Despite increased understanding of psoriasis pathogenesis, molecular classification of clinical phenotypes and disease severity is poorly defined. Knowledge gaps include whether molecular endotypes of psoriasis underlie distinct clinical phenotypes and the positive and negative molecular regulators of disease severity across tissue compartments.
Methods
We performed comprehensive RNA sequencing of skin and blood (n = 718) from prospectively-recruited, deeply-phenotyped discovery and replication cohorts of 146 subjects with moderate-to-severe chronic plaque psoriasis initiating TNF-inhibitor (adalimumab) or IL-12/23-inhibitor (ustekinumab) therapy.
Results
Here we show, using two complementary dimensionality reduction methods, that co-expressed gene modules and factors within skin and blood are significantly associated with psoriasis phenotypes and disease severity.
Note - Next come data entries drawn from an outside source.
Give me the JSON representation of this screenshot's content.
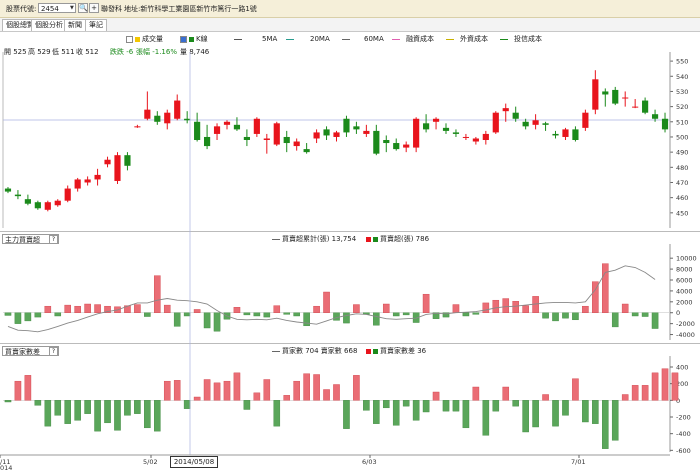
{
  "toolbar": {
    "symbol_label": "股票代號:",
    "symbol_value": "2454",
    "search_glyph": "🔍",
    "add_glyph": "+",
    "company_name": "聯發科",
    "address": "地址:新竹科學工業園區新竹市篤行一路1號"
  },
  "tabs": [
    "個股總覽",
    "個股分析",
    "新聞",
    "筆記"
  ],
  "price_legend": {
    "volume": "成交量",
    "kline": "K線",
    "ma5": "5MA",
    "ma20": "20MA",
    "ma60": "60MA",
    "margin_cost": "融資成本",
    "foreign_cost": "外資成本",
    "trust_cost": "投信成本"
  },
  "ohlc_info": {
    "open": "開 525",
    "high": "高 529",
    "low": "低 511",
    "close": "收 512",
    "change": "跌跌 -6",
    "change_pct": "張幅 -1.16%",
    "volume": "量 8,746"
  },
  "panel2": {
    "select": "主力買賣超",
    "help": "?",
    "legend_line": "買賣超累計(張) 13,754",
    "legend_bar": "買賣超(張) 786"
  },
  "panel3": {
    "select": "買賣家數差",
    "help": "?",
    "legend_line": "買家數 704 賣家數 668",
    "legend_bar": "買賣家數差 36"
  },
  "x_labels": [
    "/11",
    "5/02",
    "6/03",
    "7/01"
  ],
  "x_extra": "014",
  "crosshair_date": "2014/05/08",
  "colors": {
    "up": "#e8141c",
    "down": "#1b8a1b",
    "bar_up": "#ea6d75",
    "bar_down": "#5aa65a"
  },
  "chart_data": [
    {
      "type": "candlestick",
      "title": "",
      "ylim": [
        440,
        556
      ],
      "yticks": [
        450,
        460,
        470,
        480,
        490,
        500,
        510,
        520,
        530,
        540,
        550
      ],
      "candles": [
        [
          466,
          467,
          463,
          464
        ],
        [
          462,
          465,
          459,
          461
        ],
        [
          459,
          462,
          455,
          456
        ],
        [
          457,
          458,
          452,
          453
        ],
        [
          452,
          458,
          451,
          457
        ],
        [
          455,
          459,
          454,
          458
        ],
        [
          458,
          468,
          457,
          466
        ],
        [
          466,
          473,
          464,
          472
        ],
        [
          470,
          474,
          468,
          472
        ],
        [
          472,
          479,
          468,
          475
        ],
        [
          482,
          487,
          480,
          485
        ],
        [
          471,
          490,
          469,
          488
        ],
        [
          488,
          490,
          478,
          481
        ],
        [
          507,
          508,
          506,
          507
        ],
        [
          512,
          530,
          511,
          518
        ],
        [
          514,
          517,
          508,
          510
        ],
        [
          509,
          518,
          505,
          516
        ],
        [
          512,
          528,
          511,
          524
        ],
        [
          512,
          517,
          509,
          511
        ],
        [
          510,
          516,
          497,
          498
        ],
        [
          500,
          508,
          492,
          494
        ],
        [
          502,
          509,
          498,
          507
        ],
        [
          508,
          511,
          505,
          510
        ],
        [
          508,
          513,
          504,
          505
        ],
        [
          500,
          505,
          494,
          498
        ],
        [
          502,
          513,
          500,
          512
        ],
        [
          498,
          502,
          489,
          499
        ],
        [
          495,
          510,
          494,
          509
        ],
        [
          500,
          504,
          490,
          496
        ],
        [
          494,
          499,
          491,
          497
        ],
        [
          492,
          496,
          489,
          490
        ],
        [
          499,
          505,
          496,
          503
        ],
        [
          505,
          507,
          498,
          501
        ],
        [
          500,
          504,
          497,
          503
        ],
        [
          512,
          514,
          500,
          503
        ],
        [
          507,
          510,
          502,
          505
        ],
        [
          502,
          508,
          500,
          504
        ],
        [
          504,
          508,
          488,
          489
        ],
        [
          498,
          501,
          490,
          496
        ],
        [
          496,
          499,
          491,
          492
        ],
        [
          493,
          497,
          490,
          495
        ],
        [
          493,
          513,
          490,
          512
        ],
        [
          509,
          515,
          503,
          505
        ],
        [
          510,
          513,
          505,
          512
        ],
        [
          506,
          509,
          502,
          504
        ],
        [
          503,
          505,
          500,
          502
        ],
        [
          500,
          502,
          498,
          500
        ],
        [
          497,
          500,
          495,
          499
        ],
        [
          498,
          504,
          495,
          502
        ],
        [
          503,
          517,
          502,
          516
        ],
        [
          517,
          522,
          510,
          519
        ],
        [
          516,
          520,
          510,
          512
        ],
        [
          510,
          512,
          505,
          507
        ],
        [
          508,
          515,
          505,
          511
        ],
        [
          509,
          510,
          504,
          508
        ],
        [
          502,
          504,
          499,
          501
        ],
        [
          500,
          506,
          498,
          505
        ],
        [
          505,
          507,
          497,
          498
        ],
        [
          506,
          518,
          504,
          516
        ],
        [
          518,
          544,
          515,
          538
        ],
        [
          530,
          532,
          520,
          528
        ],
        [
          531,
          533,
          521,
          522
        ],
        [
          526,
          530,
          520,
          526
        ],
        [
          520,
          525,
          519,
          520
        ],
        [
          524,
          526,
          515,
          516
        ],
        [
          515,
          518,
          510,
          512
        ],
        [
          512,
          516,
          503,
          505
        ]
      ]
    },
    {
      "type": "bar",
      "title": "",
      "ylim": [
        -5000,
        11500
      ],
      "yticks": [
        -4000,
        -2000,
        0,
        2000,
        4000,
        6000,
        8000,
        10000
      ],
      "bar_series": "買賣超(張)",
      "line_series": "買賣超累計(張)",
      "values": [
        -500,
        -2000,
        -1500,
        -800,
        1200,
        -600,
        1400,
        1200,
        1600,
        1500,
        1200,
        1100,
        1300,
        1500,
        -700,
        6800,
        1400,
        -2500,
        -600,
        600,
        -2800,
        -3400,
        -1200,
        1000,
        -400,
        -600,
        -800,
        1300,
        -300,
        -600,
        -2400,
        1200,
        3800,
        -1400,
        -1900,
        1500,
        -300,
        -2300,
        1600,
        -600,
        -400,
        -1800,
        3400,
        -1100,
        -800,
        1500,
        -600,
        -300,
        1800,
        2300,
        2600,
        2100,
        1300,
        3000,
        -1000,
        -1500,
        -1000,
        -1300,
        1200,
        5700,
        9000,
        -2600,
        1600,
        -600,
        -700,
        -2900
      ],
      "line": [
        -2500,
        -3200,
        -3300,
        -3500,
        -3100,
        -2500,
        -1900,
        -1400,
        -800,
        -200,
        200,
        500,
        1200,
        1800,
        1800,
        2300,
        2600,
        2300,
        2200,
        2000,
        1600,
        400,
        -600,
        -1200,
        -1300,
        -1200,
        -1300,
        -1000,
        -1400,
        -1700,
        -1900,
        -2100,
        -1500,
        -900,
        -500,
        -200,
        -300,
        -700,
        -1100,
        -1200,
        -1100,
        -1000,
        -300,
        -100,
        -200,
        0,
        100,
        200,
        500,
        900,
        1100,
        1200,
        1400,
        1600,
        1800,
        1900,
        1900,
        1800,
        2000,
        4200,
        7400,
        7800,
        8600,
        8300,
        7400,
        6100
      ]
    },
    {
      "type": "bar",
      "title": "",
      "ylim": [
        -620,
        460
      ],
      "yticks": [
        -600,
        -400,
        -200,
        0,
        200,
        400
      ],
      "bar_series": "買賣家數差",
      "values": [
        -20,
        230,
        300,
        -60,
        -310,
        -180,
        -280,
        -240,
        -160,
        -370,
        -270,
        -360,
        -180,
        -160,
        -330,
        -370,
        230,
        240,
        -100,
        40,
        250,
        210,
        230,
        330,
        -110,
        90,
        250,
        -310,
        60,
        230,
        320,
        310,
        130,
        190,
        -340,
        300,
        -120,
        -280,
        -90,
        -300,
        -70,
        -240,
        -140,
        100,
        -130,
        -130,
        -330,
        160,
        -420,
        -130,
        160,
        -70,
        -380,
        -320,
        70,
        -310,
        -180,
        260,
        -260,
        -280,
        -580,
        -480,
        70,
        180,
        180,
        330,
        380,
        330
      ]
    }
  ]
}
We identify a 14-gene signature negatively associated with BMI in nonlesional skin and with disease severity in lesional skin. Genotype integration reveals that HLA-DQA1*01 and HLA-DRB1*15 genotypes are positively associated with baseline psoriasis severity. Using explainable machine learning models, we define two disease severity-associated gene modules in lesional skin - one positive, one negatively-associated - and a 9-gene signature in lesional skin predictive of disease severity. Disease severity signatures in blood are only seen following adalimumab exposure, suggesting greater systemic impact of adalimumab compared to ustekinumab, in line with its side effect profile. In contrast, a gene signature in blood linked to HLA-C*06:02 status is independent of disease severity or drug.
Conclusions
These findings delineate gene-environmental and genetic effects on the psoriasis transcriptome linked to disease severity.